28 October 2010

Geological Frightfest: Fantasia

Posted by Jessica Ball


All right, so Fantasia probably isn’t the first thing you think of when the topics of horror movies or geology come up (and I’m not talking about the whole movie, so I’m cheating a bit with this one). But I am talking about the excellent Night on Bald Mountain sequence, where the animators set Modest Mussorgsky’s composition of the same name.

I loved Fantasia as a child, and still do – but I have to admit that this sequence was pretty darn scary. (Disney did include it years later in their Halloween Treat TV special, after all – remember that? I used to watch it every year.) Anyway, a quick summary of the animation: In the dead of night, the huge, craggy mountain looming over a small European town becomes the haunt of a huge winged demon and the gathering place of ghosts, ghouls, devils, witches, and all manner of fell creatures. They proceed to have a fiery revel, but are forced back to their lairs by the tolling of church bells.

While the animation is truly imaginative, it’s the music that brings me to a geological reference – and the setting that inspired Mussorgsky’s title. (Or, rather, Rimsky Korsakov’s orchestral arrangement of Mussorgsky’s original tone poem St. John’s Night on the Bare Mountain.) A bald or bare mountain, in East Slavic (and especially Ukranian) mythology, is a place where witches and other evil creatures gather for their Sabbath. In Ukranian, the term is lysa hora, which is also the name given to many “bald” mountains in Ukraine and Poland. One of the most famous is the Lysa Hora in Kiev, which was supposedly the site of some of the largest witches’ gatherings.
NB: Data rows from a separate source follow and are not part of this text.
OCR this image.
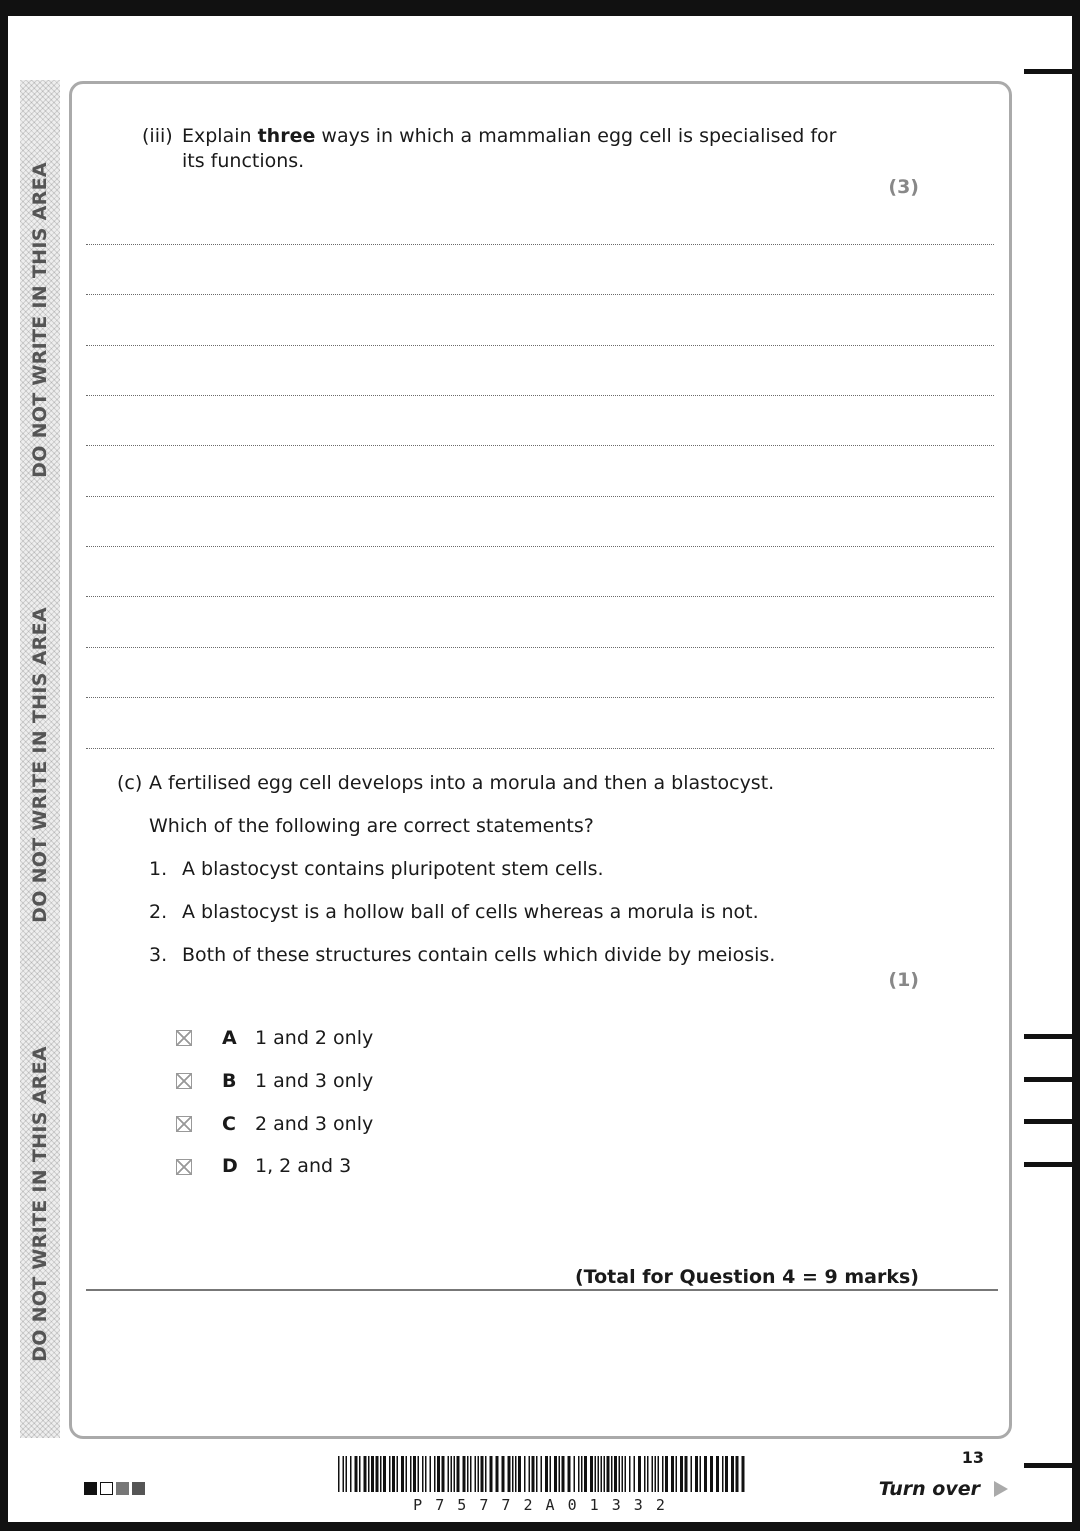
DO NOT WRITE IN THIS AREA
DO NOT WRITE IN THIS AREA
DO NOT WRITE IN THIS AREA
(iii) Explain three ways in which a mammalian egg cell is specialised for
its functions.
(3)
(c) A fertilised egg cell develops into a morula and then a blastocyst.
Which of the following are correct statements?
1. A blastocyst contains pluripotent stem cells.
2. A blastocyst is a hollow ball of cells whereas a morula is not.
3. Both of these structures contain cells which divide by meiosis.
(1)
A 1 and 2 only
B 1 and 3 only
C 2 and 3 only
D 1, 2 and 3
(Total for Question 4 = 9 marks)
P 7 5 7 7 2 A 0 1 3 3 2
13
Turn over
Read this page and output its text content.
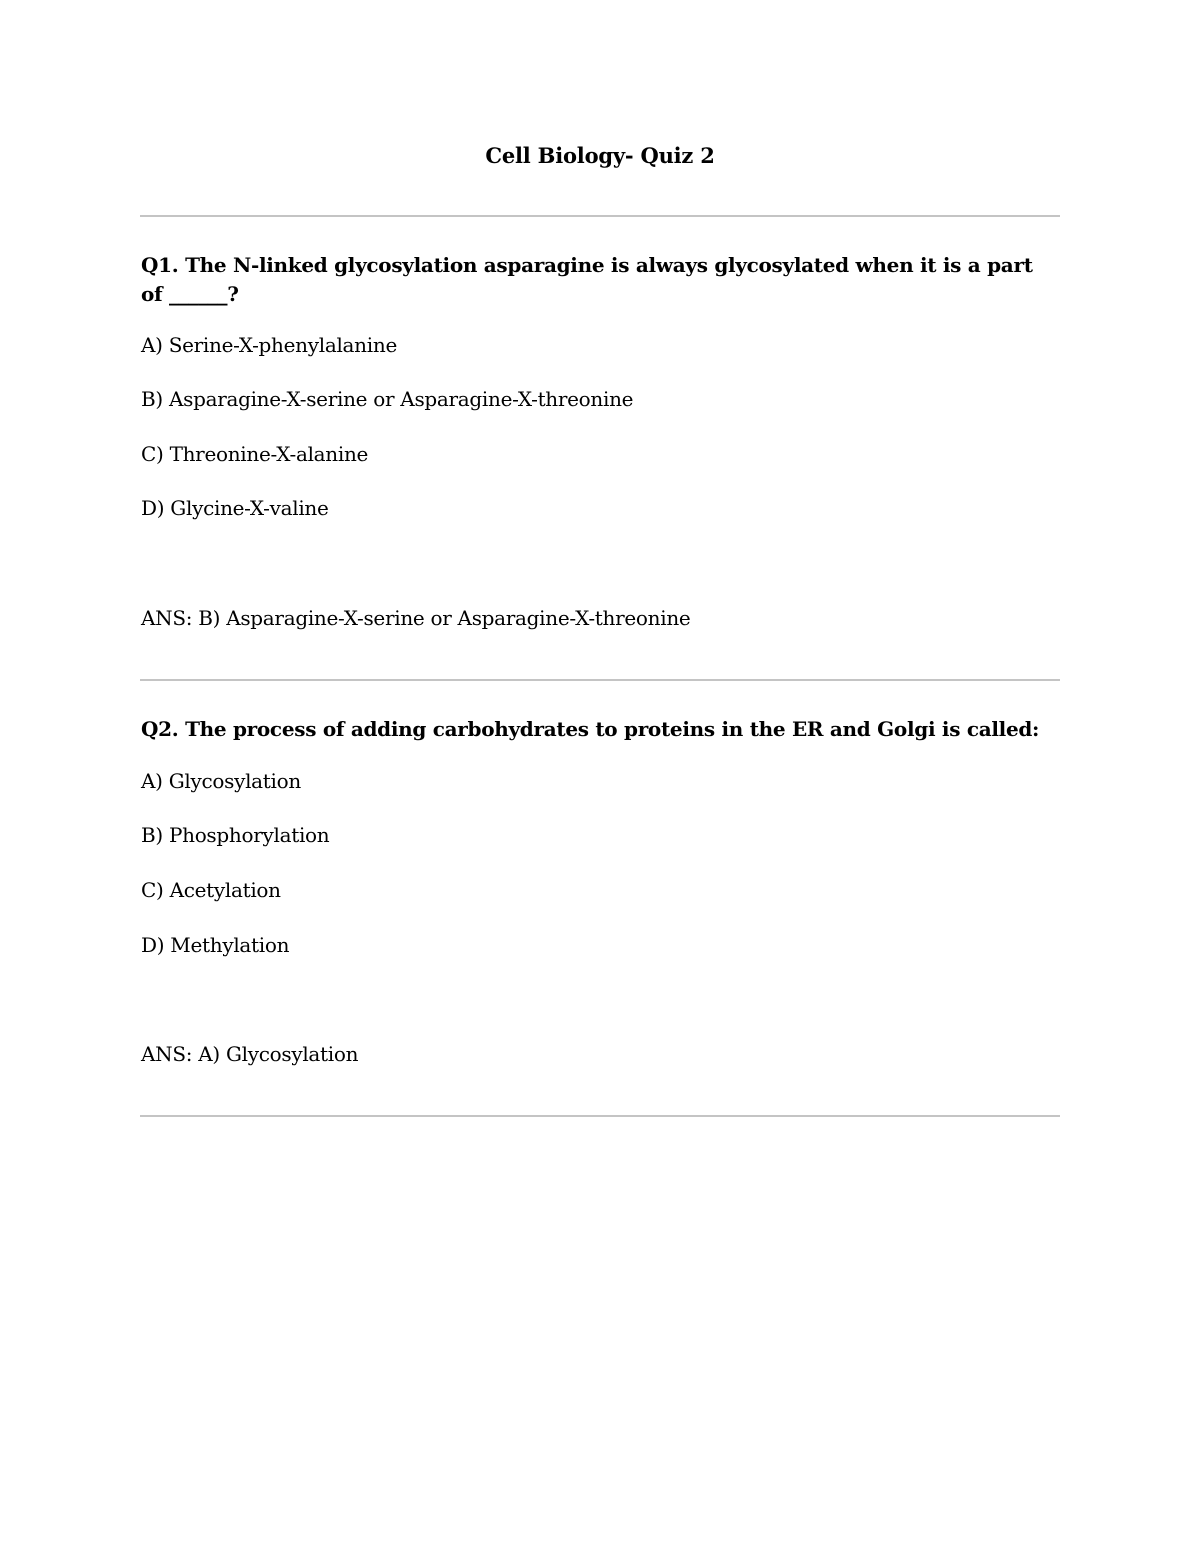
Cell Biology- Quiz 2
Q1. The N-linked glycosylation asparagine is always glycosylated when it is a part of ______?
A) Serine-X-phenylalanine
B) Asparagine-X-serine or Asparagine-X-threonine
C) Threonine-X-alanine
D) Glycine-X-valine
ANS: B) Asparagine-X-serine or Asparagine-X-threonine
Q2. The process of adding carbohydrates to proteins in the ER and Golgi is called:
A) Glycosylation
B) Phosphorylation
C) Acetylation
D) Methylation
ANS: A) Glycosylation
This got me to wondering: Why would these hills be bare in the first place? Perhaps there’s some geology at work here. In the Blue Ridge mountains, for example, there are a number of spots where the mountaintops are rocky and relatively bare of trees; Old Rag Mountain is topped with granite, and Blackrock Summit with well-cemented quartz sandstone. I was able to find this map of the geology of the USSR (from 1944), but I can’t read or type Cyrillic, so it’s not much help. Ole Nielsen has a post on kimberlites in the Ukranian Shield which mentions granites, an excellent candidate rock type for bare-topped hills, and possibly what one might find on the summit of a lysa hora. Why would these rocks form bare summits? Well, granite can take an extremely long time to form enough soil to support plant life, especially if it’s exposed to transport processes by being at the top of a mountain – and while a sandstone might weather more easily, it needs some organic inputs before it will form anything but…well, sand.

So, it’s a good bet that the impressive winged demon in the Fantasia sequence is clinging to something granitic, although the craggy peak in the film is showing just a teensy bit of vertical exaggeration, if you ask me.